Apple procyanidins induce tumor cell apoptosis through mitochondrial pathway activation of caspase-3.
Carcinogenesis. 2008 Mar ;29(3):585-93. Epub 2007 Sep 7. PMID: 17827407
Various epidemiologic and experimental in vivo and in vitro studies have suggested that polyphenols derived from fruits, vegetables and beverages might decrease the risk of developing lifestyle diseases, such as cardiovascular disorders and cancer. Apples are a major dietary source of polyphenols. Here we investigated the antitumor activity of apple polyphenols (APs) and procyanidins, namely condensed tannins, both in vitro and in vivo studies. APs and procyanidins inhibited the growth of transplanted B16 mouse melanoma cells and BALB-MC.E12 mouse mammary tumor cells, and increased the survival rate of the host mice-transplanted B16 cells.
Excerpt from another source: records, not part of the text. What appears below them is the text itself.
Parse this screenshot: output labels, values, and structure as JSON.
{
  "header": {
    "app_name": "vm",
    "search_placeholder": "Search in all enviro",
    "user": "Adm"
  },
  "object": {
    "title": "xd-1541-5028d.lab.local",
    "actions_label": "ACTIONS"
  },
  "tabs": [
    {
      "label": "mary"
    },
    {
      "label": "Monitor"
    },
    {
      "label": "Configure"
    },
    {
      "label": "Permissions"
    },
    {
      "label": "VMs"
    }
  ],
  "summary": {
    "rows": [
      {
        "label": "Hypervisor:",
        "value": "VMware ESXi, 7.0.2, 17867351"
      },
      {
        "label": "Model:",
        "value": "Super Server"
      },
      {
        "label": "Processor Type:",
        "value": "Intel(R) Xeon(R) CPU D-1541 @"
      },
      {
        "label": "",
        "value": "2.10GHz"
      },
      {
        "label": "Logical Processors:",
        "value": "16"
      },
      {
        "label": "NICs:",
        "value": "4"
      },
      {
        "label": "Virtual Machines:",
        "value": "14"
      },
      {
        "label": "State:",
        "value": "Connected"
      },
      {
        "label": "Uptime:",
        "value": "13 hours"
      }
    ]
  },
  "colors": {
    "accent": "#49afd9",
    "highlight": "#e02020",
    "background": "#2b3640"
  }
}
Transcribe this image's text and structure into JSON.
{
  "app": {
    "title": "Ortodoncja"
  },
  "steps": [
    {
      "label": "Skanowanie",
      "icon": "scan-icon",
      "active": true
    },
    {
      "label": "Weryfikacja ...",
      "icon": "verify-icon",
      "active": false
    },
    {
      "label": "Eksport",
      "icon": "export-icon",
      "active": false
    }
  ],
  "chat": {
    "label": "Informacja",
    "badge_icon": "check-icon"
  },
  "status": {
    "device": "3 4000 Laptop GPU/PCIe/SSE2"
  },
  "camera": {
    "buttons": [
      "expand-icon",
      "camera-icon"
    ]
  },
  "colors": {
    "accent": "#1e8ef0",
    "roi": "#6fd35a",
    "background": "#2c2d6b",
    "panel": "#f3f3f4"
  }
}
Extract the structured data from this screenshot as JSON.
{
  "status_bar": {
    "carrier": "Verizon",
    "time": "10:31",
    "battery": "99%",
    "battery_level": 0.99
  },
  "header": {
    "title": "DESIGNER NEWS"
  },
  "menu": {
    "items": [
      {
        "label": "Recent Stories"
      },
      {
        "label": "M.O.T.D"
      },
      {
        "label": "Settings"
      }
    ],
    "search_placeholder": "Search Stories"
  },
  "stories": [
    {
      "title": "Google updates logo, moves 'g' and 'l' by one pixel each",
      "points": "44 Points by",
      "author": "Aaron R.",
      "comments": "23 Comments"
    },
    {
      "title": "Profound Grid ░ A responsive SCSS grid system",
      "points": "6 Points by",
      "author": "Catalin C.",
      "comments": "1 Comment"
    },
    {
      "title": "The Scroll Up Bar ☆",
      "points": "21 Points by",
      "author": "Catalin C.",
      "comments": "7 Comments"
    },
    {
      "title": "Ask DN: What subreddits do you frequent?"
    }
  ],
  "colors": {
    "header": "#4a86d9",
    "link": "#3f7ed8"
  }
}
Among the APs, the apple procyanidins specifically, rather than other polyphenols such as chlorogenic acid, (-)-epicatechin, phloridzin and procyanidin B2, had a major effect on cell proliferation and induced apoptosis in vitro. The apple procyanidins increased mitochondrial membrane permeability and cytochrome c release from mitochondria and activated caspase-3 and caspase-9 within the tumor cells. In addition, we separated eight procyanidin fractions according to the degree of polymerization using normal-phase chromatography, and detected strong anti-tumor activity in the procyanidin pentamer and higher degree fractions. Our results indicate that the oral administration of apple procyanidins inhibits the proliferation of tumor cells by inducing apoptosis through the intrinsic mitochondrial pathway.